The zombie is an all-purpose monster. It's a blank canvas you can spatter with the guts of whatever scares you the most. You're a right-winger? Why the zombie can stand in for every brown/gay/liberal/foreign invader who's come to wrench away everything you hold dear. There are hordes of them. And they keep coming. The only way to protect yourself is to hole up with your guns. You a left-winger? The zombie is the unthinking/unbending/unreasoning/unempathetic other, who can't be argued with, who can't be swayed with decency, who only acts out of the basest instincts. It only wants to destroy you. And the worst thing of all, the absolute worst thing, sometimes that unswayable alien other is right there with you, it's your mom or your husband or your kid.

Apocalyptic fiction has been popular since the Bible. It's a test run, just in case. It's a release valve.  It's a way to play out our fears and walk away at the end of the page, at the end of the episode. A zombie apocalypse is the worst we can image, because it means we are our own destruction, we will devour ourselves.

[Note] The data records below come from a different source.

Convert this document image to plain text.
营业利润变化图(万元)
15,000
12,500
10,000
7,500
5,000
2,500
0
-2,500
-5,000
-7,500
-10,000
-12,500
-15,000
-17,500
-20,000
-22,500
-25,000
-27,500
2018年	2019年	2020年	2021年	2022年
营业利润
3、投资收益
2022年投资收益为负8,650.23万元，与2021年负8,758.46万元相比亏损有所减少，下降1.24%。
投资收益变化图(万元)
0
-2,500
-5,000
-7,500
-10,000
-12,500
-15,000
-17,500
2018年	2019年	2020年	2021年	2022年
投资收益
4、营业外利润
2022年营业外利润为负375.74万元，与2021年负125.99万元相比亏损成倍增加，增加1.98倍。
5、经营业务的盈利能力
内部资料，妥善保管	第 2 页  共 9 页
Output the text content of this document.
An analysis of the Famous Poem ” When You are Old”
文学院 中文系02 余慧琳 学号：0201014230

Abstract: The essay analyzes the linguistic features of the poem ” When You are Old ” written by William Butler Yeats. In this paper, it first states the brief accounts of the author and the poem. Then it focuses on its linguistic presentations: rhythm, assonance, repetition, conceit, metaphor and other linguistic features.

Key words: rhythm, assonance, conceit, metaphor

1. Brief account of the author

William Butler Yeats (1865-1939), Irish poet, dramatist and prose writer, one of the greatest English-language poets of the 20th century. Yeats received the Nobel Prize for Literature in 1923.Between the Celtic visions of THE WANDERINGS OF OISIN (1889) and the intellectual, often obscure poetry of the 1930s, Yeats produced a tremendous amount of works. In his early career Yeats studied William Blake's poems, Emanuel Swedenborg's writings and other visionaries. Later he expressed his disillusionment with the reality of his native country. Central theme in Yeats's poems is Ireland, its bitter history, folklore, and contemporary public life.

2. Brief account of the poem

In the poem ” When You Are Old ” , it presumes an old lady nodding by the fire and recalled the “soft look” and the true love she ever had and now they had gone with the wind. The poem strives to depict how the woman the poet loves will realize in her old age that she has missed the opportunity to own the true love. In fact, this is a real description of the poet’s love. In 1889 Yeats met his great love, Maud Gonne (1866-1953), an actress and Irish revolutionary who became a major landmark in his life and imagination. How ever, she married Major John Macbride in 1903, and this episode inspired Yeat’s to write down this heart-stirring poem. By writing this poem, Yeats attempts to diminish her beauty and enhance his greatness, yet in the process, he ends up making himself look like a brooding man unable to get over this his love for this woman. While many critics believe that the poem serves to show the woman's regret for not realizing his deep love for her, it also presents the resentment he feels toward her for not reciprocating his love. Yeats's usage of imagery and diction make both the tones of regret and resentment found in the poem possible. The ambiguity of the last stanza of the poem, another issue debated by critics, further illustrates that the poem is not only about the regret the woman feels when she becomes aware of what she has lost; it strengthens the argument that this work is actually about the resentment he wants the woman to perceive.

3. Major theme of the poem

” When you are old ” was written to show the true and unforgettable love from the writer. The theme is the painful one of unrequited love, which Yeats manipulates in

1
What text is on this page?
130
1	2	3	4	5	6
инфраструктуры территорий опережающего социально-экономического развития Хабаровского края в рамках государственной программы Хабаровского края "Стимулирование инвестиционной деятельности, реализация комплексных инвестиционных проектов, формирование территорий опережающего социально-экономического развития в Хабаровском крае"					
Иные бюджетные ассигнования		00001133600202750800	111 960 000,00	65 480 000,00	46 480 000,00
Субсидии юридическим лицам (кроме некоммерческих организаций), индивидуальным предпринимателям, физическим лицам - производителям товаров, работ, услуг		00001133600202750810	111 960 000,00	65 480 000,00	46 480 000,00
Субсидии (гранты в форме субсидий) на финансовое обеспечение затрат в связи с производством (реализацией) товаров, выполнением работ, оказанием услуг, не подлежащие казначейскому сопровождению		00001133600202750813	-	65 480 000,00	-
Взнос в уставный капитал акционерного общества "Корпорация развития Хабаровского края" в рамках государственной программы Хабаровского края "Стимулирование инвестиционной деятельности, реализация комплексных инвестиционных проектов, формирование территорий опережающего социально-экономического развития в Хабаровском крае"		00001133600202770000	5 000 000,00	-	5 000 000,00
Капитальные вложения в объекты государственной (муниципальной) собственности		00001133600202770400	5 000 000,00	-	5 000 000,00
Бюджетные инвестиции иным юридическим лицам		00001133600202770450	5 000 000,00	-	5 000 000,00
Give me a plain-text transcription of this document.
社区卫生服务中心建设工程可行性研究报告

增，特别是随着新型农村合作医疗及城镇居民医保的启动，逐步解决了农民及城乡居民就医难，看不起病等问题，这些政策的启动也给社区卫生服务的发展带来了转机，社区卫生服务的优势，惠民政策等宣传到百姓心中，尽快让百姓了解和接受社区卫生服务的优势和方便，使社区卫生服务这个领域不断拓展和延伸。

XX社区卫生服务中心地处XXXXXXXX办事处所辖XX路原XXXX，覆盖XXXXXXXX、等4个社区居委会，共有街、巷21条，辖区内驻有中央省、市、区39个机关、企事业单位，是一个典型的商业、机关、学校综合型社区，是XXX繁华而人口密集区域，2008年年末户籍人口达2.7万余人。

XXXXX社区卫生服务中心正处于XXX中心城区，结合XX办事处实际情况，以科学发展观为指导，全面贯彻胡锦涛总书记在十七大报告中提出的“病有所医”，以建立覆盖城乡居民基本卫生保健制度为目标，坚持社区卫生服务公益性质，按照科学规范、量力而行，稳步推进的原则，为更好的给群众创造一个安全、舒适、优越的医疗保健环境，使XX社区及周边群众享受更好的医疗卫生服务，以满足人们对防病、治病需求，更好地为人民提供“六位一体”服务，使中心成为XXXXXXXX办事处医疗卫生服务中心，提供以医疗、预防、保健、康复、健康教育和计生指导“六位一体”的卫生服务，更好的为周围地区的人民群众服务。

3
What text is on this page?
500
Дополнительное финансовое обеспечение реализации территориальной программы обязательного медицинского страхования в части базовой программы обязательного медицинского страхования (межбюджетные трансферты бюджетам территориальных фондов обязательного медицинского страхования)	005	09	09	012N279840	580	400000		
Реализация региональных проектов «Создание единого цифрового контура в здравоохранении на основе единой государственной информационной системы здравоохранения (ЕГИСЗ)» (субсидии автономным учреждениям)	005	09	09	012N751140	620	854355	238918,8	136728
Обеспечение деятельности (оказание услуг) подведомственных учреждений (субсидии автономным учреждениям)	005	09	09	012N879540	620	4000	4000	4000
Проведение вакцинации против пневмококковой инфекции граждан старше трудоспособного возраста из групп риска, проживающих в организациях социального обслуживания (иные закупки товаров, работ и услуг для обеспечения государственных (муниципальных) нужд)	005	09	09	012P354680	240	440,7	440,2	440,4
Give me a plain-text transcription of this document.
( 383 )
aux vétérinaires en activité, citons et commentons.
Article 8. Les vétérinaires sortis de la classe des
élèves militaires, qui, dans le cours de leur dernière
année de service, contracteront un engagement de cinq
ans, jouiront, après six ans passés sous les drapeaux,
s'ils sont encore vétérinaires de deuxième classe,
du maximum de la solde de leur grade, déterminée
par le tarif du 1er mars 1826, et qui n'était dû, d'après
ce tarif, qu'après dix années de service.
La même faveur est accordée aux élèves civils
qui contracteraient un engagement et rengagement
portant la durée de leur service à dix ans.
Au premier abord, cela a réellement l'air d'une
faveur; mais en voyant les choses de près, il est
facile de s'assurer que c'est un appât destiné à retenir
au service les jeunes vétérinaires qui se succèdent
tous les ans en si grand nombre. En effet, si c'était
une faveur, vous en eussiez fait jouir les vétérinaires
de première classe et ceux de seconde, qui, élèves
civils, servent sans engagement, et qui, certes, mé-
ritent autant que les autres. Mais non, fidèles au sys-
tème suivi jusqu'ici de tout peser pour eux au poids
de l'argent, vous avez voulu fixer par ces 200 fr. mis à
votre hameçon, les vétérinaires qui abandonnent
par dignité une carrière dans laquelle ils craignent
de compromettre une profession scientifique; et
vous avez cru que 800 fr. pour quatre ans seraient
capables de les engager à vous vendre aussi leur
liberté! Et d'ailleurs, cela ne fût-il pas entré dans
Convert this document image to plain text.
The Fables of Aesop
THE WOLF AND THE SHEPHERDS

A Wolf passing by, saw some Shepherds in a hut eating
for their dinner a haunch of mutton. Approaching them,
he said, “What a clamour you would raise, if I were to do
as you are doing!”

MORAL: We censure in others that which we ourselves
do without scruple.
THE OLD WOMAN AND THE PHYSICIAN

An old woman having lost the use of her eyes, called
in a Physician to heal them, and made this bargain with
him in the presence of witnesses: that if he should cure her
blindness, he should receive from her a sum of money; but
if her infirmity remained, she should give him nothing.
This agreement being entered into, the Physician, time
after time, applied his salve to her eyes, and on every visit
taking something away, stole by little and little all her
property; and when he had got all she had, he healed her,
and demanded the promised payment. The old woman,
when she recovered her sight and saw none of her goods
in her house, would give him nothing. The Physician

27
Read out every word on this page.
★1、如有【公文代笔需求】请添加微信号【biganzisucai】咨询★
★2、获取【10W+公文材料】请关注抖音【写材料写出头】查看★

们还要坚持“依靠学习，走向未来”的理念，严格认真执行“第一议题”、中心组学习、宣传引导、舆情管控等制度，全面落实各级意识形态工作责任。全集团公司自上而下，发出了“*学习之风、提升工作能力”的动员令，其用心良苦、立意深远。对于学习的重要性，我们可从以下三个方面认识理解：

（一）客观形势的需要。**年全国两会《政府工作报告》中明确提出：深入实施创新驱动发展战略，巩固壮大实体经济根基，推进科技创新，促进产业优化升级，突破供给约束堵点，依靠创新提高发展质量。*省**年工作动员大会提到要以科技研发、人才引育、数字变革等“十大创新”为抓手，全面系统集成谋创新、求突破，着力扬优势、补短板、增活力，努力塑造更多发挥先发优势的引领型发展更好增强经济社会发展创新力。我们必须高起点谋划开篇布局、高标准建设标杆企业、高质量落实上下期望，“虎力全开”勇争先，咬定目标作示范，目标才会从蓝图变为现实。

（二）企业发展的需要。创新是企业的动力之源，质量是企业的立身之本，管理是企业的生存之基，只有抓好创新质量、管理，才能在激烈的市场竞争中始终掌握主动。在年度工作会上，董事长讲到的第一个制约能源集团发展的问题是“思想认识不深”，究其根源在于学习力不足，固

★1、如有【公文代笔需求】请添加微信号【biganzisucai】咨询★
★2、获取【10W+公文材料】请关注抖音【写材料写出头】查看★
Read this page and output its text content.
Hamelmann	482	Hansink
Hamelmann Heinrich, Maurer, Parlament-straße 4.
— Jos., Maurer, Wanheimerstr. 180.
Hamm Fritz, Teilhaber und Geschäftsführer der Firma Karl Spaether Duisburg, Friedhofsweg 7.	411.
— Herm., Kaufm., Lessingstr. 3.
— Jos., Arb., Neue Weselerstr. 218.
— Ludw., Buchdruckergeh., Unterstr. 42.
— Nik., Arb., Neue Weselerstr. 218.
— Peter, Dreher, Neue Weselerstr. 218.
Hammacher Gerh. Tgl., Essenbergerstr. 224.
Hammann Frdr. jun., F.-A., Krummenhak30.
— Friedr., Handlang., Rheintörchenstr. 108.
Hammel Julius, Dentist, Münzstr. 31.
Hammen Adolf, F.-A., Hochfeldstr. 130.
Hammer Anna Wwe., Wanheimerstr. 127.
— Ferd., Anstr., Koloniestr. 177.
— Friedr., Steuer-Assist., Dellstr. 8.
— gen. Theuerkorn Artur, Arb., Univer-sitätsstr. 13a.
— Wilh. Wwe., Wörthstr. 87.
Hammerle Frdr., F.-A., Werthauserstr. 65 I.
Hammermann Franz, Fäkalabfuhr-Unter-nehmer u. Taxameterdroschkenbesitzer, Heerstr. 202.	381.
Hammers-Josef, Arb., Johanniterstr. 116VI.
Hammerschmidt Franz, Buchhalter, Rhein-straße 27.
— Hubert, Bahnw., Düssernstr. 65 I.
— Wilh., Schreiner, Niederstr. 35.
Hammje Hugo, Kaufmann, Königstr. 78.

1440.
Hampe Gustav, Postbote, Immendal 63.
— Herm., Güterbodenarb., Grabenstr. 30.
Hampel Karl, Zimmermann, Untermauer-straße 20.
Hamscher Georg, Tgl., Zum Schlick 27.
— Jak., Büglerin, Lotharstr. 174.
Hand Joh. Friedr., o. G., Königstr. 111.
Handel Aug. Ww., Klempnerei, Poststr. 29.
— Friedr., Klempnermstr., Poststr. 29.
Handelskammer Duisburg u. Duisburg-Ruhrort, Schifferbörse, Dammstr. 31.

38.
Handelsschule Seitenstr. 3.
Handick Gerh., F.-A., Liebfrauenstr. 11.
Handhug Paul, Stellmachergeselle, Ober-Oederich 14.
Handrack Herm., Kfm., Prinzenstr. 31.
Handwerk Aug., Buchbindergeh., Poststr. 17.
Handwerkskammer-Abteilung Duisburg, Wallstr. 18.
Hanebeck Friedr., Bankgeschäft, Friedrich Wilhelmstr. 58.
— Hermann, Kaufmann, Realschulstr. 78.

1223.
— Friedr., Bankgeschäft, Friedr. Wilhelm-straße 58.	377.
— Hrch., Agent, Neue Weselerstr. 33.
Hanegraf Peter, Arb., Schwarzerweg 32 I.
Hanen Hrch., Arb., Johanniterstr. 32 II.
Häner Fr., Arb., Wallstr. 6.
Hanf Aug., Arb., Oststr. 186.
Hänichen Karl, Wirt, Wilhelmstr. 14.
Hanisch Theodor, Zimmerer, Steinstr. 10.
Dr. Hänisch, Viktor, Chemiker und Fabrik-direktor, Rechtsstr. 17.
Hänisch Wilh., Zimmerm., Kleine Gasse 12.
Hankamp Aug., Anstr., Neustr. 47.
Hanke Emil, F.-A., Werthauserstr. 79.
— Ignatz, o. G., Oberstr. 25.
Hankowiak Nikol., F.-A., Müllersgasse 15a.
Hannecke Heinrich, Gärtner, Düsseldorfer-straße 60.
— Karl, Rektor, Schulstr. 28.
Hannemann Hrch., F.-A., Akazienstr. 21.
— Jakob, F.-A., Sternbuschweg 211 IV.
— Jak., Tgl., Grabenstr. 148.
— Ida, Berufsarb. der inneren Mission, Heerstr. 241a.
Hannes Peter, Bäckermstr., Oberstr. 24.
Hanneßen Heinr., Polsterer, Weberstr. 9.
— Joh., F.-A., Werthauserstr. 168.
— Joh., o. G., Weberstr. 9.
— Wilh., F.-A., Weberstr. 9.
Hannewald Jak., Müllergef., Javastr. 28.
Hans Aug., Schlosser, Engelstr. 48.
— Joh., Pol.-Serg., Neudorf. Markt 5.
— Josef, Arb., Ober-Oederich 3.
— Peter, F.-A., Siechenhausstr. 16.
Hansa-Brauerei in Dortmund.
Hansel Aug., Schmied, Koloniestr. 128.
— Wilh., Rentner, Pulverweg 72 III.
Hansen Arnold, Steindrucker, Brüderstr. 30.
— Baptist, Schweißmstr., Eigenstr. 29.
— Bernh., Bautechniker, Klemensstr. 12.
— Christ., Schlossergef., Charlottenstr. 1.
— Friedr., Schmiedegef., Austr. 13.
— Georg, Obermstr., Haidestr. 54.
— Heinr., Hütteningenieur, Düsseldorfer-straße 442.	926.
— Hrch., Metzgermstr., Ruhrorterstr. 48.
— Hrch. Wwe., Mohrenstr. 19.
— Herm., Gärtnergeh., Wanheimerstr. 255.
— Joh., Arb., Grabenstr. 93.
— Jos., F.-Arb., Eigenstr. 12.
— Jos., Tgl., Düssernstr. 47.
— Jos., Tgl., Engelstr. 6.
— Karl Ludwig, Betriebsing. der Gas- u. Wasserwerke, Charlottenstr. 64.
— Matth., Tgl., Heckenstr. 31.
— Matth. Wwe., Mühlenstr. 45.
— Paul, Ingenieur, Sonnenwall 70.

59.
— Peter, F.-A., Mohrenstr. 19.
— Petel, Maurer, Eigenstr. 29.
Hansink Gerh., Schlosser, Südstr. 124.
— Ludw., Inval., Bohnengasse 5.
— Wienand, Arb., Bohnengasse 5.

There is one single thing that every being on earth shares. We all die. We all are dust in the end. Whatever your religion, whatever your belief system, no one really knows what makes us us. And when we cease to be here, where we go. We're all supposed to be wonderful unique snowflakes, but what if in the end we're just meat puppets?  The horror of severing our "us" from our bodies has been around since we first walked out of the caves and told tales around the fire. It's there in "The Monkey's Paw," it's there when the father buries Gage in the Pet Semetary, even after he saw what happened to the cat. It's there when Boris Karloff's monster utters, "We belong dead."

The fitful dead are with us always, and they're not going away anytime soon.

(Next Installment: There's No Crying in Zombietown)


Pop culture recommendation: any iteration of Ray Bradbury's "Mars is Heaven." If you can find the original radio play, it might actually kill you.